Generative AI adoption among tech-savvy: examining moderated mediated model of knowledge sharing
(1) Islamic University of Kalimantan, Banjarmasin, Indonesia
(2) Islamic University of Kalimantan, Banjarmasin
(3) Islamic University of Kalimantan, Banjarmasin
(4) Postgraduate Program, Islamic University of Kalimantan, Banjarmasin, Indonesia
(5) Postgraduate Program, Islamic University of Kalimantan, Banjarmasin, Indonesia
(*) Corresponding Author
Abstract
This study investigates factors influencing AI adoption in education, focusing on the roles of Digital Touchpoints, Tech Savvy, and knowledge-sharing practices among students and instructors. Using an explanatory quantitative design, data were collected from 213 business students through a digital survey. The model measures Digital Touchpoints, Tech Savvy, Gen.

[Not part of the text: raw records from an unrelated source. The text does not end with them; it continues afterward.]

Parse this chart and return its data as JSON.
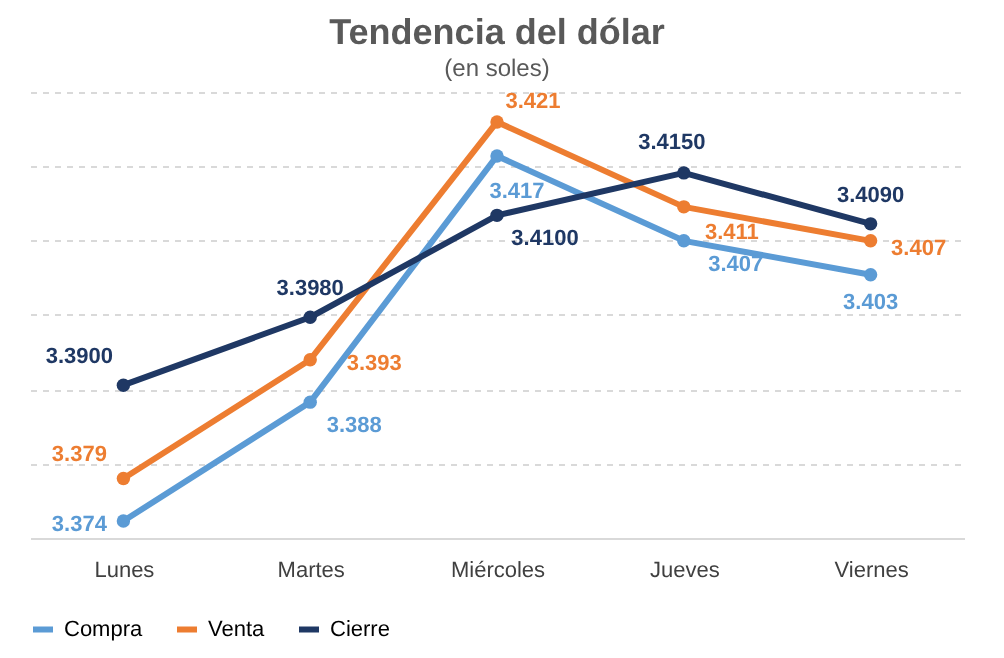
{
  "chart_data": {
    "type": "line",
    "title": "Tendencia del dólar",
    "subtitle": "(en soles)",
    "categories": [
      "Lunes",
      "Martes",
      "Miércoles",
      "Jueves",
      "Viernes"
    ],
    "series": [
      {
        "name": "Compra",
        "color": "#5b9bd5",
        "values": [
          3.374,
          3.388,
          3.417,
          3.407,
          3.403
        ],
        "value_labels": [
          "3.374",
          "3.388",
          "3.417",
          "3.407",
          "3.403"
        ]
      },
      {
        "name": "Venta",
        "color": "#ed7d31",
        "values": [
          3.379,
          3.393,
          3.421,
          3.411,
          3.407
        ],
        "value_labels": [
          "3.379",
          "3.393",
          "3.421",
          "3.411",
          "3.407"
        ]
      },
      {
        "name": "Cierre",
        "color": "#1f3864",
        "values": [
          3.39,
          3.398,
          3.41,
          3.415,
          3.409
        ],
        "value_labels": [
          "3.3900",
          "3.3980",
          "3.4100",
          "3.4150",
          "3.4090"
        ]
      }
    ],
    "ylim": [
      3.372,
      3.425
    ],
    "yticks": [
      {
        "value": 3.3808,
        "label": null
      },
      {
        "value": 3.3895,
        "label": null
      },
      {
        "value": 3.3983,
        "label": null
      },
      {
        "value": 3.4071,
        "label": null
      },
      {
        "value": 3.4158,
        "label": null
      },
      {
        "value": 3.4245,
        "label": null
      }
    ],
    "tick_labels": "x",
    "grid": "y",
    "legend": "bottom",
    "marker": "circle",
    "line_style": "solid"
  }
}
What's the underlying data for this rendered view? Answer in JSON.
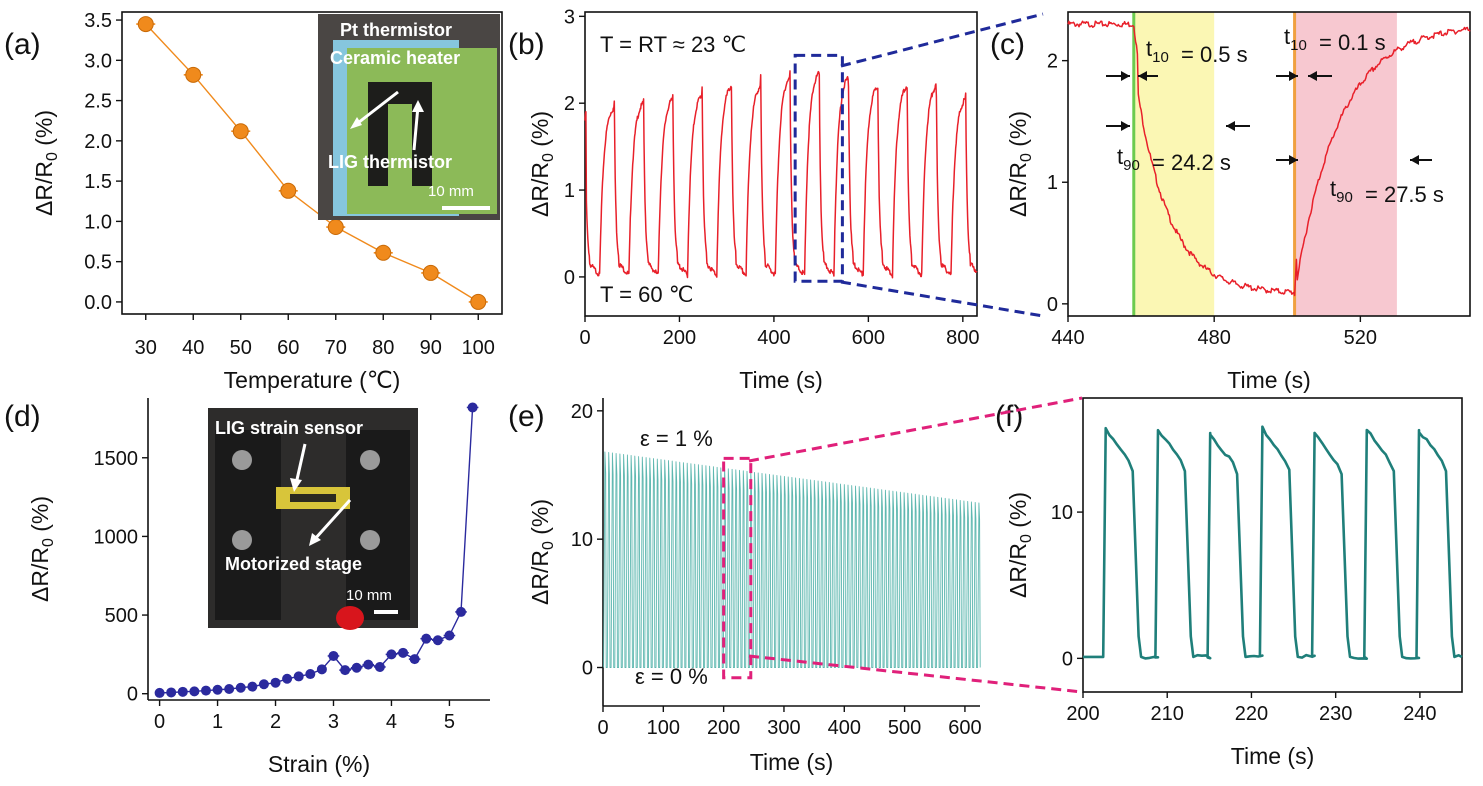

AI Adoption, Instructor KS, and Student KS, with a 7-point Likert scale used for responses. Data analysis involved descriptive statistics and PLS-SEM for model evaluation and hypothesis testing. The results show that Digital Touchpoints positively impact both Gen. AI Adoption and Tech Savvy, with Tech Savvy further enhancing AI adoption. Student KS significantly moderates the Digital Touchpoints-Tech Savvy relationship, whereas Instructor KS does not. Mediation analysis reveals that Tech Savvy mediates the effect of Digital Touchpoints on Gen. AI Adoption, though mediated moderation effects are not significant. These findings underscore the importance of digital engagement and peer interactions in promoting tech skills and AI adoption in educational settings.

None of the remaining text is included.